Bu nedenle aklıma bölüm yazmak pek gelmedi. Elbette ateş düştüğü yeri yakar ve Allah'a şükür acısı olmayan bizler tam olarak anlayamayız ama haberler görüntüler benim hep içimi parçaladı. Sonra da yapacak bir şeyimiz olmadığından bölümü mecburen yazdım.
Dualarınızı asker ve polislerimizden eksik etmeyin. Yapacak başka bir şey de yok zaten.
#Terörülanetliyoruz
Keyifli Okumalar! :)
°Zeynep°
Eve gelişimin hemen ardından sıcak bir suyla duş alıp üzerimdeki soğukluğu ve gerginliği atmaya çalıştım. Bir süre neşeyle etrafta dönüp durdum. Ne yapacağımı cidden bilemiyordum. Keşke Kerem yanımda olabilseydi. Sonra, sabahtan beri bir şey yemediğimi fark ettiğimde kısa sürede bir tost hazırlayıp, afiyetle yedim. Üzülmek, sıkılmak yoktu bugün!
Hemen sonrasında da bizimkileri bir araya toplamak için telefona sarıldım. Yağmur annesindeydi, ondan haberim vardı ama diğer ikilimin ne yaptığını bilmiyordum.
Yağmur aramamdan yarım saat sonra gelmişti eve ama Berra ve Rüzgâr daha ortalarda yoktu. Aramalarıma sadece Rüzgâr cevap vermiş, geliriz birazdan deyip kapatmıştı. Meraklanmıştım ama onların sağına solun da belli olmuyordu. İş üstünde de olabilirlerdi!
Çok heyecanlı ve birileriyle de paylaşmaya fazla istekli olduğumdan daha fazla bekleyemeden Yağmur'a söyledim.
Garibim ilk bir şok geçirdi ama toparladığında da hızla bana sarıldı. Oturmasına bile fırsat vermeden ayakta birbirimize sarılarak bir süre zıpladık. Ne bileyim hayat anı yaşarsan güzeldi. Ve bu an bence yaşamaya da değerdi. Can dostumun da duygularıma ortak olması beni hayli de neşelendirmişti.
Yağmur annemi yakından hiç tanımamasına rağmen, benim onu anlatmam sayesinde her şeyini bilir bir seviyeye ulaşmıştı. Bana onu tanımadan sevdiğini söylerdi hep.

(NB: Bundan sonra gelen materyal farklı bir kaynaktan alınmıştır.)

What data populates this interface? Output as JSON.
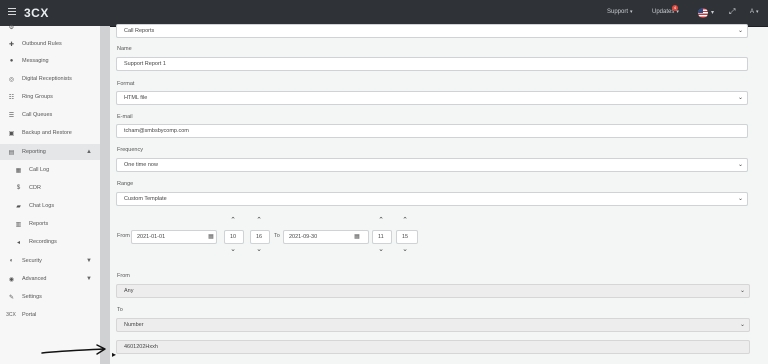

"Bebeğim, ayy bu çok, çok, çok harika bir haber. Ne diyeceğimi bilemiyorum canım inan bana. Sonunda mutlu olacaksın kuzum inşallah. Bunu çoktan hakettin zaten."
"Teşekkürler Yağmur. Cidden iyi ki varsın. Sen bilirsin neler yaşadığımı."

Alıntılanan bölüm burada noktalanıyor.